Sergio Romano, Corriere della Sera 18/12/2009, 18 dicembre 2009
LETTERE
Ho pensato di inoltrare a lei la corrispondenza con l’amico e collega Frank Grossi. Frank, vecchio e battagliero avvocato americano, dà una lettura un po’ meno superficiale del nostro sistema di giustizia penale; una lettura che probabilmente non suscita grandi simpatie al di là dell’oceano. Chissà che la sua opinione non riesca a trovare spazio, nonostante l’ostacolo della lingua, sulla sua rubrica.
Luca Ferrari
luca.ferrari@cbalex.it
Caro Ferrari,
Lei ci ha mandato con la sua lettera due lunghi testi. Il primo è un articolo di Liz Robbins apparso nel New York Times del 5 dicembre sotto il titolo «Un’americana nell’ingranaggio della giustizia italiana ». Il secondo è la risposta di un avvocato italo-americano, Frank Grossi, che il quotidiano, tuttavia, non avrebbe pubblicato. I due testi sono troppo lunghi per essere pubblicati integralmente, ma sono entrambi interessanti. Cercherò di riassumerli.
Robbins descrive il processo di Perugia e ricorda le maggiori critiche sollevate dagli osservatori americani: troppo lungo, troppo indiziario, troppo mediatico, troppo pregiudizialmente fondato sul ritratto morale di Amanda Knox, troppo influenzato dai sentimenti e dalle emozioni della pubblica opinione. Inframmezzati nell’articolo vi sono i pareri di due personalità americane: il professore George P. Fletcher della Columbia University di New York, e Alan Dershowitz, avvocato e professore universitario, molto noto tra l’altro per il suo ruolo nel caso von Bülow, una delle più famose e discusse vicende giudiziarie americane degli ultimi anni (ne fecero un film).
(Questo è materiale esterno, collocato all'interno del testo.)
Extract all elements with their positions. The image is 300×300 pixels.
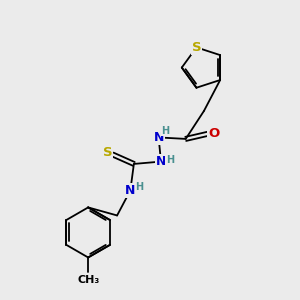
Text: H: H bbox=[161, 126, 169, 136]
Text: CH₃: CH₃ bbox=[77, 274, 99, 284]
Text: H: H bbox=[135, 182, 143, 193]
Text: S: S bbox=[103, 146, 112, 159]
Text: N: N bbox=[156, 155, 166, 168]
Text: N: N bbox=[153, 131, 164, 144]
Text: N: N bbox=[125, 184, 136, 197]
Text: H: H bbox=[166, 155, 174, 165]
Text: O: O bbox=[208, 127, 220, 140]
Text: S: S bbox=[192, 41, 201, 54]
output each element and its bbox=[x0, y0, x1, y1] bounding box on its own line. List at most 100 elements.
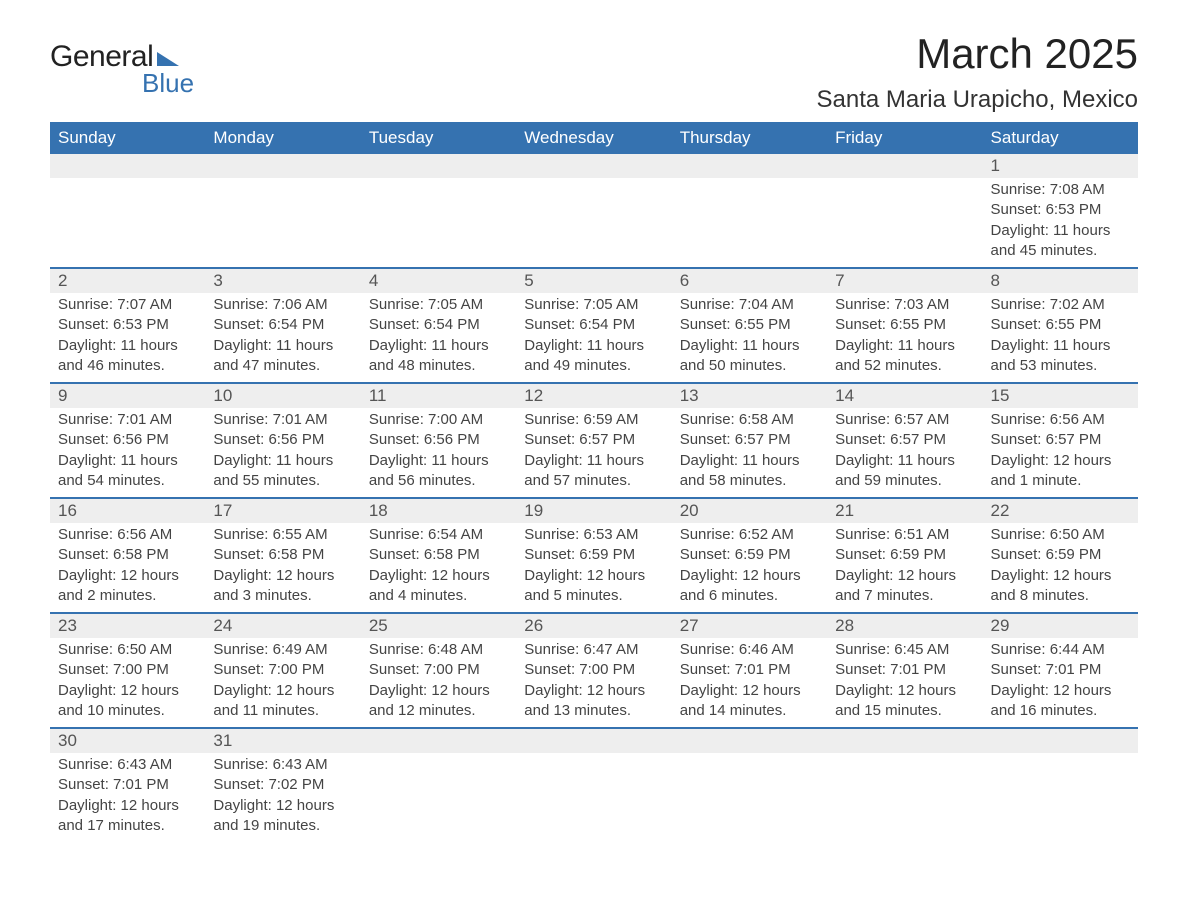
sunrise-line: Sunrise: 6:50 AM bbox=[991, 525, 1130, 545]
sunrise-line: Sunrise: 6:58 AM bbox=[680, 410, 819, 430]
sunrise-line: Sunrise: 6:57 AM bbox=[835, 410, 974, 430]
day-number-cell: 23 bbox=[50, 613, 205, 638]
daylight-line: Daylight: 12 hours and 12 minutes. bbox=[369, 681, 508, 722]
day-data-cell: Sunrise: 6:52 AMSunset: 6:59 PMDaylight:… bbox=[672, 523, 827, 613]
daylight-line: Daylight: 12 hours and 1 minute. bbox=[991, 451, 1130, 492]
sunrise-line: Sunrise: 6:56 AM bbox=[991, 410, 1130, 430]
day-number-cell: 24 bbox=[205, 613, 360, 638]
day-number-row: 16171819202122 bbox=[50, 498, 1138, 523]
day-data-cell bbox=[672, 178, 827, 268]
sunrise-line: Sunrise: 7:05 AM bbox=[524, 295, 663, 315]
day-data-cell: Sunrise: 7:01 AMSunset: 6:56 PMDaylight:… bbox=[50, 408, 205, 498]
day-number-cell: 10 bbox=[205, 383, 360, 408]
day-data-cell: Sunrise: 6:57 AMSunset: 6:57 PMDaylight:… bbox=[827, 408, 982, 498]
day-data-cell: Sunrise: 7:03 AMSunset: 6:55 PMDaylight:… bbox=[827, 293, 982, 383]
sunset-line: Sunset: 6:58 PM bbox=[369, 545, 508, 565]
day-number-cell: 26 bbox=[516, 613, 671, 638]
day-number: 3 bbox=[213, 271, 222, 290]
sunrise-line: Sunrise: 7:00 AM bbox=[369, 410, 508, 430]
sunrise-line: Sunrise: 6:43 AM bbox=[213, 755, 352, 775]
day-number-cell: 21 bbox=[827, 498, 982, 523]
day-number-cell: 27 bbox=[672, 613, 827, 638]
daylight-line: Daylight: 12 hours and 8 minutes. bbox=[991, 566, 1130, 607]
sunrise-line: Sunrise: 7:01 AM bbox=[213, 410, 352, 430]
day-data-row: Sunrise: 6:43 AMSunset: 7:01 PMDaylight:… bbox=[50, 753, 1138, 842]
day-number: 7 bbox=[835, 271, 844, 290]
day-number: 11 bbox=[369, 386, 387, 405]
daylight-line: Daylight: 12 hours and 4 minutes. bbox=[369, 566, 508, 607]
day-number: 1 bbox=[991, 156, 1000, 175]
sunrise-line: Sunrise: 6:59 AM bbox=[524, 410, 663, 430]
sunrise-line: Sunrise: 7:02 AM bbox=[991, 295, 1130, 315]
logo: General Blue bbox=[50, 40, 194, 99]
day-data-cell: Sunrise: 6:47 AMSunset: 7:00 PMDaylight:… bbox=[516, 638, 671, 728]
day-number: 22 bbox=[991, 501, 1010, 520]
sunset-line: Sunset: 6:58 PM bbox=[213, 545, 352, 565]
weekday-header: Thursday bbox=[672, 122, 827, 154]
daylight-line: Daylight: 11 hours and 58 minutes. bbox=[680, 451, 819, 492]
day-number: 20 bbox=[680, 501, 699, 520]
daylight-line: Daylight: 12 hours and 11 minutes. bbox=[213, 681, 352, 722]
day-data-cell: Sunrise: 6:44 AMSunset: 7:01 PMDaylight:… bbox=[983, 638, 1138, 728]
day-number: 10 bbox=[213, 386, 232, 405]
day-number-cell: 3 bbox=[205, 268, 360, 293]
day-number: 29 bbox=[991, 616, 1010, 635]
sunset-line: Sunset: 6:54 PM bbox=[524, 315, 663, 335]
daylight-line: Daylight: 11 hours and 56 minutes. bbox=[369, 451, 508, 492]
day-number-cell bbox=[361, 154, 516, 178]
sunset-line: Sunset: 6:57 PM bbox=[835, 430, 974, 450]
day-data-cell: Sunrise: 6:56 AMSunset: 6:58 PMDaylight:… bbox=[50, 523, 205, 613]
day-number: 4 bbox=[369, 271, 378, 290]
day-number: 14 bbox=[835, 386, 854, 405]
day-number: 15 bbox=[991, 386, 1010, 405]
day-number-cell: 19 bbox=[516, 498, 671, 523]
sunset-line: Sunset: 6:56 PM bbox=[369, 430, 508, 450]
calendar-table: Sunday Monday Tuesday Wednesday Thursday… bbox=[50, 122, 1138, 842]
day-data-cell bbox=[827, 753, 982, 842]
day-data-cell: Sunrise: 6:45 AMSunset: 7:01 PMDaylight:… bbox=[827, 638, 982, 728]
day-number-cell: 8 bbox=[983, 268, 1138, 293]
sunset-line: Sunset: 7:01 PM bbox=[58, 775, 197, 795]
daylight-line: Daylight: 11 hours and 52 minutes. bbox=[835, 336, 974, 377]
sunset-line: Sunset: 6:54 PM bbox=[369, 315, 508, 335]
daylight-line: Daylight: 12 hours and 3 minutes. bbox=[213, 566, 352, 607]
weekday-header: Friday bbox=[827, 122, 982, 154]
title-block: March 2025 Santa Maria Urapicho, Mexico bbox=[817, 30, 1138, 114]
day-number-cell bbox=[361, 728, 516, 753]
sunrise-line: Sunrise: 6:48 AM bbox=[369, 640, 508, 660]
day-number: 23 bbox=[58, 616, 77, 635]
sunset-line: Sunset: 7:00 PM bbox=[524, 660, 663, 680]
day-number-cell: 28 bbox=[827, 613, 982, 638]
daylight-line: Daylight: 12 hours and 13 minutes. bbox=[524, 681, 663, 722]
day-number-cell: 5 bbox=[516, 268, 671, 293]
daylight-line: Daylight: 11 hours and 45 minutes. bbox=[991, 221, 1130, 262]
day-number-cell: 22 bbox=[983, 498, 1138, 523]
sunrise-line: Sunrise: 6:52 AM bbox=[680, 525, 819, 545]
daylight-line: Daylight: 11 hours and 53 minutes. bbox=[991, 336, 1130, 377]
day-number-cell: 16 bbox=[50, 498, 205, 523]
day-data-cell bbox=[361, 178, 516, 268]
sunrise-line: Sunrise: 7:08 AM bbox=[991, 180, 1130, 200]
day-data-cell: Sunrise: 6:56 AMSunset: 6:57 PMDaylight:… bbox=[983, 408, 1138, 498]
day-number-cell: 20 bbox=[672, 498, 827, 523]
day-data-cell: Sunrise: 6:50 AMSunset: 6:59 PMDaylight:… bbox=[983, 523, 1138, 613]
sunset-line: Sunset: 6:57 PM bbox=[524, 430, 663, 450]
day-number-cell: 9 bbox=[50, 383, 205, 408]
day-number-row: 3031 bbox=[50, 728, 1138, 753]
sunset-line: Sunset: 7:00 PM bbox=[58, 660, 197, 680]
sunrise-line: Sunrise: 6:45 AM bbox=[835, 640, 974, 660]
day-data-cell: Sunrise: 6:49 AMSunset: 7:00 PMDaylight:… bbox=[205, 638, 360, 728]
sunset-line: Sunset: 7:01 PM bbox=[835, 660, 974, 680]
day-data-cell: Sunrise: 6:51 AMSunset: 6:59 PMDaylight:… bbox=[827, 523, 982, 613]
day-number-row: 2345678 bbox=[50, 268, 1138, 293]
day-data-cell bbox=[983, 753, 1138, 842]
day-data-cell bbox=[361, 753, 516, 842]
sunset-line: Sunset: 6:55 PM bbox=[991, 315, 1130, 335]
logo-text-blue: Blue bbox=[142, 68, 194, 99]
day-data-cell: Sunrise: 7:06 AMSunset: 6:54 PMDaylight:… bbox=[205, 293, 360, 383]
sunset-line: Sunset: 7:02 PM bbox=[213, 775, 352, 795]
page-header: General Blue March 2025 Santa Maria Urap… bbox=[50, 30, 1138, 114]
logo-text-general: General bbox=[50, 40, 153, 74]
sunrise-line: Sunrise: 7:03 AM bbox=[835, 295, 974, 315]
day-data-row: Sunrise: 7:08 AMSunset: 6:53 PMDaylight:… bbox=[50, 178, 1138, 268]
Fletcher non ritiene che la sentenza di Perugia nasconda sentimenti anti- americani, ma la considera «uno scandalo di prima grandezza» e la spiega sostenendo che il nostro sistema giudiziario non ha «adattato correttamente» il sistema giudiziario americano: una frase da cui si desume che la giustizia degli Stati Uniti dovrebbe essere un modello di riferimento per la giustizia di altri Paesi. Dershowitz, invece, sembra essere più informato. Conosce il ruolo dei giudici popolari nel nostro processo e ricorda che il sistema italiano dell’appello, diverso da quello americano, potrebbe giovare ad Amanda Knox: perché il processo, in quella sede, «va più a fondo» (more probing).
Il testo di Frank Grossi invece è un’appassionata arringa per la difesa del sistema giudiziario italiano. L’autore ricorda che il processo contro O. J. Simpson (il giocatore nero accusato di avere ucciso la moglie e il suo amante) durò quindici mesi e terminò con una discutibile assoluzione. Anche negli Stati Uniti, continua Frank Grossi, si celebrano processi indiziari. E anche negli Stati Uniti la giuria tiene conto delle caratteristiche morali dell’imputato. Ma la stoccata più penetrante concerne il reclutamento dei giudici nei due Paesi. Mentre quelli degli Stati Uniti possono essere eletti con campagne elettorali finanziate dagli avvocati che dovranno patrocinare nei loro tribunali, i magistrati italiani sono scelti con difficili concorsi. Non basta. Le sentenze italiane vengono accuratamente motivate e sono generalmente più umane di quelle emanate negli Stati Uniti. Se fosse stata condannata in America, conclude Frank Grossi, Amanda Knox avrebbe rischiato la sedia elettrica.
Aggiungo, caro Ferrari, che ho letto l’arringa di Frank Grossi con molto piacere, ma anche con un piccolo timore. Non vorrei che desse a qualche nostro magistrato l’occasione per sostenere che il nostro sistema non ha bisogno di riforme.